Entrepreneurs are by their very nature built for uncertainty. Their businesses too are built to be agile and reactive and many swiftly adapted, pivoted and tweaked their businesses to cater for new challenges around people and work since lockdown.
In the last eight weeks we have seen a mass, dramatic and unprecedented movement of people in the workplace. From work to home. From employed to furloughed. And for some, employed to redundant.
At the same time, companies have had to balance an escalated focus on employee health with business sustainability and accelerating their digital agendas. People challenges associated with mass remote working have strained everyone but who better to provide the innovation needed to ensure both the near term and the new future of work are less disrupted than entrepreneurs?
Some businesses are simply well placed for the change, such as Slack. British co-founder and CTO Cal Henderson told me they have seen a tremendous increase in demand. “All kinds of organisations that had previously relied on being in-person to collaborate are suddenly thrust into having to work remotely and are looking for tools like Slack to fill the gap. Working from home doesn’t have to mean work stops.” Suddenly collaboration tools are the lifeblood of many businesses and the people who work in them.

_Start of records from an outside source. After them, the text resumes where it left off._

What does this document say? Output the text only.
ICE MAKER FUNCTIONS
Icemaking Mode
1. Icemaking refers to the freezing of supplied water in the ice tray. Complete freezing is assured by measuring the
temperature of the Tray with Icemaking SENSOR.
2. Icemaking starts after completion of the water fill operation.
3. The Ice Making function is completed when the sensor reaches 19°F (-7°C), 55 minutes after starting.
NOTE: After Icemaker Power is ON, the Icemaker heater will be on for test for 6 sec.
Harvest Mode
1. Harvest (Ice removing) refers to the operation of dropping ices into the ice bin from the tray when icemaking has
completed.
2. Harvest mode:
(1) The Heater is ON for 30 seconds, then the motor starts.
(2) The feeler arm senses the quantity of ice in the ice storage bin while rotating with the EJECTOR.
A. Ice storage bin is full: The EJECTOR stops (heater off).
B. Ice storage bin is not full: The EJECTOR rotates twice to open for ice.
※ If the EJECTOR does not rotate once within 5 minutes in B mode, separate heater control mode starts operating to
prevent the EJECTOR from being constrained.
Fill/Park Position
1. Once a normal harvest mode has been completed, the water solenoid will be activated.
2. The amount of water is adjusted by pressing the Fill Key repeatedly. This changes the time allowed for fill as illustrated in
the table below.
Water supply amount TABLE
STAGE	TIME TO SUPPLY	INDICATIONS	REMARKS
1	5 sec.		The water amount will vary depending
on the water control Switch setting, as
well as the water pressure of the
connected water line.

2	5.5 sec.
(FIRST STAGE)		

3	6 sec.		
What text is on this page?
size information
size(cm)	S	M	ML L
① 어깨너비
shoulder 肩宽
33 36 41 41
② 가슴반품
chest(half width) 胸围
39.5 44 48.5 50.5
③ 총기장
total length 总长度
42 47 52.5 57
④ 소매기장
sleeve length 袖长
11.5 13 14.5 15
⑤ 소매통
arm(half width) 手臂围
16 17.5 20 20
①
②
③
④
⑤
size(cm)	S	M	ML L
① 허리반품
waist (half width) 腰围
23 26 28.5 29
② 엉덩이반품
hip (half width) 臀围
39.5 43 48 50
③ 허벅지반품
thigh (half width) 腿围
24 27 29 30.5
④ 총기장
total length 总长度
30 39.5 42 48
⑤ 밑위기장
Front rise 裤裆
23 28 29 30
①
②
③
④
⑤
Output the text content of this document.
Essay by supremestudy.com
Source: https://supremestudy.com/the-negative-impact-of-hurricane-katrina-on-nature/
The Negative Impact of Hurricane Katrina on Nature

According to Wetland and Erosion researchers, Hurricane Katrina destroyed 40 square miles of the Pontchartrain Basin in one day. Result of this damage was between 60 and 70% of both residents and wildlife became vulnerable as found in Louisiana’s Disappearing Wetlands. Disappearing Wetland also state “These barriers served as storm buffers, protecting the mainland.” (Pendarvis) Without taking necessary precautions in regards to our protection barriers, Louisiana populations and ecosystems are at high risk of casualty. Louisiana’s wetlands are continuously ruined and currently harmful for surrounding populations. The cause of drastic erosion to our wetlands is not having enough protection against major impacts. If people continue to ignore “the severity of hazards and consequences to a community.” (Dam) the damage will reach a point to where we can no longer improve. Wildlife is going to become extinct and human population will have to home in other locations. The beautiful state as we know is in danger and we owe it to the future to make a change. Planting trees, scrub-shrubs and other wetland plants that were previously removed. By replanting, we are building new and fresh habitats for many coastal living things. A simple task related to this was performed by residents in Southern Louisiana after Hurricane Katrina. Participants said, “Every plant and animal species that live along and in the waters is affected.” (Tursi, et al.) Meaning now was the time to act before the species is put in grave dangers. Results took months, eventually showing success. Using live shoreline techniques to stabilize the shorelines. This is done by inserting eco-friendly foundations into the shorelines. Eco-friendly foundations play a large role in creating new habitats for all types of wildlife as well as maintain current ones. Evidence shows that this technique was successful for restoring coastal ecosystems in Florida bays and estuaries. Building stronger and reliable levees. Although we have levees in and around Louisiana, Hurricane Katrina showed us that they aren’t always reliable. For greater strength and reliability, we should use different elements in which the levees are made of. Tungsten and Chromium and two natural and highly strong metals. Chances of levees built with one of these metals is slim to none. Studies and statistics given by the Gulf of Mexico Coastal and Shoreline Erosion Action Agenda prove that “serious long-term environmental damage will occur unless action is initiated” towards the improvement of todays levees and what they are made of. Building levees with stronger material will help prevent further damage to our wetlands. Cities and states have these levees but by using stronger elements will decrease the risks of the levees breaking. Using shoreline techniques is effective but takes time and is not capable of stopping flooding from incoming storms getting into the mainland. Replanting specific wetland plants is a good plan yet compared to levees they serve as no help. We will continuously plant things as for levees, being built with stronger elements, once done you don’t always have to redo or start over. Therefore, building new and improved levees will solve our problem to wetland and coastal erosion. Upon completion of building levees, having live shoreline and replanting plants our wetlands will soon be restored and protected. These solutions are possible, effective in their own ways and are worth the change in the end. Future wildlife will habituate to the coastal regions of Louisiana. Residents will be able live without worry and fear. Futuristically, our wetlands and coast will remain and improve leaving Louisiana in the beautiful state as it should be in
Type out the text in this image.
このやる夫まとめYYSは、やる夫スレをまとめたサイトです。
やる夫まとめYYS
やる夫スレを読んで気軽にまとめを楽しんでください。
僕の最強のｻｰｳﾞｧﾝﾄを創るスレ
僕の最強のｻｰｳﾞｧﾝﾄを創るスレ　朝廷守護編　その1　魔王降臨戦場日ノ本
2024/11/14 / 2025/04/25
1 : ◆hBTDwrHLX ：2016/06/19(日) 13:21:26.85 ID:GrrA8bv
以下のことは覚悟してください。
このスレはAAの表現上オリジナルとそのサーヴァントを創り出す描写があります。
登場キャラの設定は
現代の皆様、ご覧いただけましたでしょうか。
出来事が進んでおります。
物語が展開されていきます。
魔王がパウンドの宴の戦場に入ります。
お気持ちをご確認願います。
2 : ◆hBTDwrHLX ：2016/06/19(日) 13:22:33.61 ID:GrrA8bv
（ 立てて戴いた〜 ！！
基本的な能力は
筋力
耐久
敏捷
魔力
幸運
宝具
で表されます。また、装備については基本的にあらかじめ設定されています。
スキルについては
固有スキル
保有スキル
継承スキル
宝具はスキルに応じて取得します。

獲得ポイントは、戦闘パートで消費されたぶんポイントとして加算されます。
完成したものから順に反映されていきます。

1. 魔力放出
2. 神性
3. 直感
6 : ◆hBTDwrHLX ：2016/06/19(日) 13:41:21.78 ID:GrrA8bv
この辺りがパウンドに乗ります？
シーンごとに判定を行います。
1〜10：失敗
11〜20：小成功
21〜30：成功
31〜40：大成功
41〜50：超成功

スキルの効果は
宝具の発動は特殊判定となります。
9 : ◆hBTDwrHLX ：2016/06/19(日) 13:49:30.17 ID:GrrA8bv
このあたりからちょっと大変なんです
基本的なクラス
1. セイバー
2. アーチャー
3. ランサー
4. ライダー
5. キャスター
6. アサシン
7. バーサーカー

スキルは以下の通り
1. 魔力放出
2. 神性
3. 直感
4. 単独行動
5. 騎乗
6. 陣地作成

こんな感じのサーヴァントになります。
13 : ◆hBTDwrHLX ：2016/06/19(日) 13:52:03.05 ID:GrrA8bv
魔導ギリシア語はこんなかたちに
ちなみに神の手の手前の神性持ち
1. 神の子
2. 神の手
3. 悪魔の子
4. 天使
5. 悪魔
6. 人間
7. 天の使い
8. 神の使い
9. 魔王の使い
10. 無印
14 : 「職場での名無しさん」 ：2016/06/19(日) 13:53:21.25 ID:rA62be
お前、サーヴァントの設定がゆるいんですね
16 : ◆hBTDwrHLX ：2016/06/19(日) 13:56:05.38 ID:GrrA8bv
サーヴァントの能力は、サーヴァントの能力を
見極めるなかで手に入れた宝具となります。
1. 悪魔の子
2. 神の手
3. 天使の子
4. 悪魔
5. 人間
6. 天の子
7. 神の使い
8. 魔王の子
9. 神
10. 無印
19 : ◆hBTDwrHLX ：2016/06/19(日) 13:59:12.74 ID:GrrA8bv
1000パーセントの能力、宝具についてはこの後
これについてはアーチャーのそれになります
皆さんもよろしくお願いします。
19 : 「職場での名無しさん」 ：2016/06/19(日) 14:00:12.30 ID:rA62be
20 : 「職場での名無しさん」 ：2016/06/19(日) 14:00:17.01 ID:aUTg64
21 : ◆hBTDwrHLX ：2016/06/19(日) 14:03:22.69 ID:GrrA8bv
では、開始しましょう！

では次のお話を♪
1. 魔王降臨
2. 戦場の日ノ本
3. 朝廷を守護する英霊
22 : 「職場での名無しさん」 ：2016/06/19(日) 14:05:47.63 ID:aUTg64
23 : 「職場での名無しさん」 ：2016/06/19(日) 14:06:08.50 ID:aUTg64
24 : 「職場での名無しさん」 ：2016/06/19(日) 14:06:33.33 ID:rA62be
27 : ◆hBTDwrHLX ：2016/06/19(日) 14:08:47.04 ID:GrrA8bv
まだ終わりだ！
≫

Beyond collaboration, knowing people digitally and intelligently has become even more essential. Work is about more than just working. Knowing who and where people are; what they want and need; how and when to engage; where to deliver these messages and tools; community and learning; that’s a tall order for technology.
In my business, we deal with the movement of people every day. Our software powers the alumni networks of large companies and focusses on post employee engagement; the move from employee to alumni. For us, giving alumni community and opportunity is part of the day job and organisations want an army of people to aid their recovery to hand. And with an upswell in unemployment, companies will no longer need external recruiters to fill jobs, how people hire will change and alumni is firmly on the people agenda.
But for some entrepreneurs, changing their business model wasn’t a choice. Location data and transport tech changed overnight with lockdown and for those companies, it was evolve – or die.
Pre-COVID, Zeelo was providing smart bus transport services for commuting, using data and technology to find and digitalise bus routes to connect people to work via sustainable transport. As lockdown took hold, and the movement of people changed overnight, they pivoted to providing safe bus transport services for critical workers, adapting their technology to enforce onboard social distancing and allow for contact tracing.
Now they are seeing increased interest from companies thinking about how they reopen their sites safely when they are keen to keep their staff off public transport and given not everyone has access to a car or can cycle or walk, particularly those who work in industrial locations. Founder, Sam Ryan, spotted that “companies need to step in and take control of how their staff get to work safely knowing they need to provide a safe and sustainable commute with robust technology to manage that.” People have lost trust in public transport and not everyone can drive or cycle to work – or afford a taxi.
Screen Moguls helps companies make decisions based on their behaviour profiles combined with real-world location. With lockdown, location data nosedived and decision-making based on how people behave when they move has no real market. Cinemas were no longer targeting specific audiences for film releases and struggling retailers pulled back on advertising spend overnight.
As lockdown came into effect, small businesses and in particular retail and entertainment were going to struggle to survive and digital media channels were the only ways of staying in contact with customers. Screen Moguls responded by developing a platform to simplify the process of running campaigns on digital media channels and allow independent businesses the same access to the same targeted audiences that they typically provided to their bigger customers.
Of course many small retail and entertainment businesses don’t have access to the tools or experience that their bigger counterparts have to help them survive. Co-founder Jess Carlin told me: “What we’re trying to do is give them these tools and remove roadblocks so they can compete on a level playing field.” And in doing that, they created a new, much needed revenue stream.
And for others, this environment has led to business booming. Ed-Tech is one such vertical that has seen a surge in business. With Totaljobs’ research showing that workers are reassessing their career plans, with 70 percent now more likely to consider working in a different industry as a direct consequence of COVID-19 and nearly half wanting to change industry to strike a better work-life balance.
Before the pandemic it had been widely reported that there are skills gaps that graduates entering the workplace don’t always have and employers expect. Jobs for life rarely exist anymore so people need to reskill and upskill in order to meet the requirements of today’s workplace.
Lockdown has seen micro-credential courses surge with businesses like FutureLearn, 50 percent owned by The Open University, seeing traffic and enrolments to courses increase by some four times from pre-COVID levels – and they are still increasing.
Entrepreneurs’ blood runs rich with confidence, determination, a predisposition to adapt to change and a strong purpose – that being survival. No doubt despite the vast challenges that COVID presents in forcibly shifting vast numbers of people, innovative ideas will flow and the best of the problem solving technology is yet to come.